Ouro também paga imposto: entenda regras e quando o investidor deve declarar ao Fisco
O ouro é um dos metais mais valiosos e cobiçados do mundo, sendo utilizado como reserva de valor e investimento por muitas pessoas. No entanto, muitos investidores desconhecem as regras e peculiaridades da tributação sobre esse metal, o que pode gerar problemas com o Fisco. Por isso, conversamos com um especialista para esclarecer as dúvidas e dar dicas para não errar na declaração.
De acordo com o advogado tributarista João Paulo Oliveira, o ouro é considerado um bem móvel e, portanto, está sujeito à tributação. “O imposto sobre o ouro é cobrado sobre o ganho de capital, ou seja, a diferença entre o valor de compra e o valor de venda do metal”, explica o especialista. Isso significa que, se o investidor vender o ouro por um valor maior do que o adquirido, ele deverá pagar imposto sobre essa diferença.

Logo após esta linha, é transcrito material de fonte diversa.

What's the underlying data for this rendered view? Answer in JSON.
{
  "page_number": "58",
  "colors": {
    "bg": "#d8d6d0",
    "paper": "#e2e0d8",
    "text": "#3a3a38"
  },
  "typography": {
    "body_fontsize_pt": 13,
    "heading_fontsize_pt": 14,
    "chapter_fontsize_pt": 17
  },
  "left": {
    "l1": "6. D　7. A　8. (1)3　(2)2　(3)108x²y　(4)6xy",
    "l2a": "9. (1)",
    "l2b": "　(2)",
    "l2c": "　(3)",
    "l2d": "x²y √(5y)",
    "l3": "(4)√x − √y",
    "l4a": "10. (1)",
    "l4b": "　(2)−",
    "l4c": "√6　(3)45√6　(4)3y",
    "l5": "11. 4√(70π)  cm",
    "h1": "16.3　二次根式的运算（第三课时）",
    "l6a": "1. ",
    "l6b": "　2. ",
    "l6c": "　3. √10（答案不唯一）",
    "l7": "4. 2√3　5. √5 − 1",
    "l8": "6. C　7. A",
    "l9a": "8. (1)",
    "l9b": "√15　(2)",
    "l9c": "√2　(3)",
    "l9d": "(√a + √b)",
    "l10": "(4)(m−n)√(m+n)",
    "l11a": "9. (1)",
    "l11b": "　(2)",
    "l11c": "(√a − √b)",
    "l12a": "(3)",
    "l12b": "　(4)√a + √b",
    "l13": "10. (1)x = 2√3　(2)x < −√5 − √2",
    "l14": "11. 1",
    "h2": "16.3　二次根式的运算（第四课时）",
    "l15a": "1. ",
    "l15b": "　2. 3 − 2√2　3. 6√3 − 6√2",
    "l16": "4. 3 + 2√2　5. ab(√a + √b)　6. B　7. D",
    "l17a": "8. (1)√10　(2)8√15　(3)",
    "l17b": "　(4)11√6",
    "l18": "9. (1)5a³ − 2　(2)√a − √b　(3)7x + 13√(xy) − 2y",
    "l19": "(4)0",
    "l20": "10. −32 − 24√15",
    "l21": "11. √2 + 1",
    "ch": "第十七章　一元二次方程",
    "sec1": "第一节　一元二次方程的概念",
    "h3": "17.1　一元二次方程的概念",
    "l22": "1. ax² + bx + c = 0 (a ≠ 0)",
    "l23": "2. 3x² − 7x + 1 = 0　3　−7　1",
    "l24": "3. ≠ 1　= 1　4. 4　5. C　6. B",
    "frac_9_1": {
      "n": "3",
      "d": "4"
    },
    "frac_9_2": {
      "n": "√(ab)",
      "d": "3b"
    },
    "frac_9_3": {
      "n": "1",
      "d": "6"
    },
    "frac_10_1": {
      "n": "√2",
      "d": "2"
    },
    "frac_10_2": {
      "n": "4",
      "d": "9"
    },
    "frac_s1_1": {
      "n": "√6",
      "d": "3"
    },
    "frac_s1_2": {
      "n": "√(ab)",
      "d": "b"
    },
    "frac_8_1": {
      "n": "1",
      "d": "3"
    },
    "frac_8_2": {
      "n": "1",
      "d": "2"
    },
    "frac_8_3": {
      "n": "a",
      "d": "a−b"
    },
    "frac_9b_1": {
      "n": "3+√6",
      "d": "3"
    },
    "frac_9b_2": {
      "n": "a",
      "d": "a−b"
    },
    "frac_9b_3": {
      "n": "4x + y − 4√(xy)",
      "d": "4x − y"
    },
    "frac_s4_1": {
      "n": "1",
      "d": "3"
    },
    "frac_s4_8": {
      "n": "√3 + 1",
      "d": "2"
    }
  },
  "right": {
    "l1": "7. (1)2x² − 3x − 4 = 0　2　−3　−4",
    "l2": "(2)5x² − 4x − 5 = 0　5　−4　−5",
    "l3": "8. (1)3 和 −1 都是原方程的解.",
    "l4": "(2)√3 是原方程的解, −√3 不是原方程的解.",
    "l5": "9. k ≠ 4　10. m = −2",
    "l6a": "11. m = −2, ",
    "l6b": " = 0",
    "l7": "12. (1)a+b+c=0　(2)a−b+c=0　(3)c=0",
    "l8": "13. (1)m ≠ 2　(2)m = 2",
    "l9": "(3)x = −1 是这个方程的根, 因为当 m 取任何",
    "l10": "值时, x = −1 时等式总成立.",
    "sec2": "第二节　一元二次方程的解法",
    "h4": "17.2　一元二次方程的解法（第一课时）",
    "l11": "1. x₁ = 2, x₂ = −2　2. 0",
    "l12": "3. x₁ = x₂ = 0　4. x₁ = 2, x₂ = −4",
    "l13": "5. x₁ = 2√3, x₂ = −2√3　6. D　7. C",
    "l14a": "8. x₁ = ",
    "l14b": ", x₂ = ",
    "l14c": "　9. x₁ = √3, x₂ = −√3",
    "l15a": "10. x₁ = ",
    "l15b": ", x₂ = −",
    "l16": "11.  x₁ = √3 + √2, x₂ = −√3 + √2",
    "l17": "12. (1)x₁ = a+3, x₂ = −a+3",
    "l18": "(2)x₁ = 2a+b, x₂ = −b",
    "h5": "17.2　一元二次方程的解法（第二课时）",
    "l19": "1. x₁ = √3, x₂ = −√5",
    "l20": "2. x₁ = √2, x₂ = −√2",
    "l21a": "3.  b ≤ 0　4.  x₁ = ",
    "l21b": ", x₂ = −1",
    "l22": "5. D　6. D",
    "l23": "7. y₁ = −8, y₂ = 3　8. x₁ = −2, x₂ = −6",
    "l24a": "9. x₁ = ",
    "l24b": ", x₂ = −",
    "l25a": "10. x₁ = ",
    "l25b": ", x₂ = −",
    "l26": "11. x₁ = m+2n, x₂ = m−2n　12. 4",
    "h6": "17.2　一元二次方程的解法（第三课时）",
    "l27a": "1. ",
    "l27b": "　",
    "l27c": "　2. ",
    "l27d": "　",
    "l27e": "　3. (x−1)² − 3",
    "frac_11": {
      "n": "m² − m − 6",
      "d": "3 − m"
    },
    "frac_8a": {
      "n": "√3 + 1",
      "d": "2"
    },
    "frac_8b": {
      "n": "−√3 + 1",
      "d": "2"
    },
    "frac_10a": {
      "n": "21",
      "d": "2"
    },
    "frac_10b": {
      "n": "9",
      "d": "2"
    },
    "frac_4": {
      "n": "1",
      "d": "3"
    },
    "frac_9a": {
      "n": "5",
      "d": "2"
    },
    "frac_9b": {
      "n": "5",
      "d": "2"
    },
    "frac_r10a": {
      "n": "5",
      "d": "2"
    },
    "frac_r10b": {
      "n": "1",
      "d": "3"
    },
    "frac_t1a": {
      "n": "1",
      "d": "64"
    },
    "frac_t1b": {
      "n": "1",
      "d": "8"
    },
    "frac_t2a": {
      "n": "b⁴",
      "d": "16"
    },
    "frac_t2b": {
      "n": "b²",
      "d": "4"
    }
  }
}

Mas quando é necessário declarar o ouro ao Fisco? Segundo Oliveira, a declaração é obrigatória sempre que o valor da venda do metal ultrapassar R$ 35 mil em um mês. “Nesse caso, o investidor deve preencher o programa de apuração do ganho de capital e pagar o imposto correspondente até o último dia útil do mês seguinte à venda”, orienta o advogado.
Além disso, é importante lembrar que o ouro também está sujeito à incidência de Imposto de Renda na fonte, com alíquota de 15%. Essa retenção é feita pela instituição financeira ou corretora responsável pela operação de compra e venda do metal. “O investidor deve ficar atento a esse desconto, pois ele pode ser abatido do imposto a ser pago na declaração de ajuste anual”, ressalta Oliveira.
Outra questão importante é a diferença entre o ouro físico e o ouro negociado na bolsa de valores. Enquanto o primeiro é considerado um bem móvel e está sujeito à tributação sobre o ganho de capital, o segundo é considerado um ativo financeiro e está sujeito à tributação sobre a renda, com alíquota de 15%. “O investidor deve ficar atento a essa distinção e declarar corretamente cada tipo de ouro na sua declaração de imposto de renda”, alerta o especialista.
Mas como declarar o ouro na declaração de imposto de renda? Oliveira explica que o investidor deve informar a compra do metal na ficha de “Bens e Direitos”, utilizando o código 50 – “Aplicação de renda variável”. No campo “Discriminação”, é necessário informar a quantidade de ouro adquirida, o valor pago e a data da compra. Já na ficha de “Rendimentos Sujeitos à Tributação Exclusiva/Definitiva”, o investidor deve informar o valor da venda do ouro e o imposto retido na fonte.
É importante ressaltar que, caso o investidor tenha obtido prejuízo na venda do ouro, ele pode compensar esse valor em operações futuras com o mesmo tipo de ativo. “O prejuízo pode ser abatido do ganho de capital obtido em outras operações com ouro, reduzindo assim o imposto a ser pago”, esclarece Oliveira.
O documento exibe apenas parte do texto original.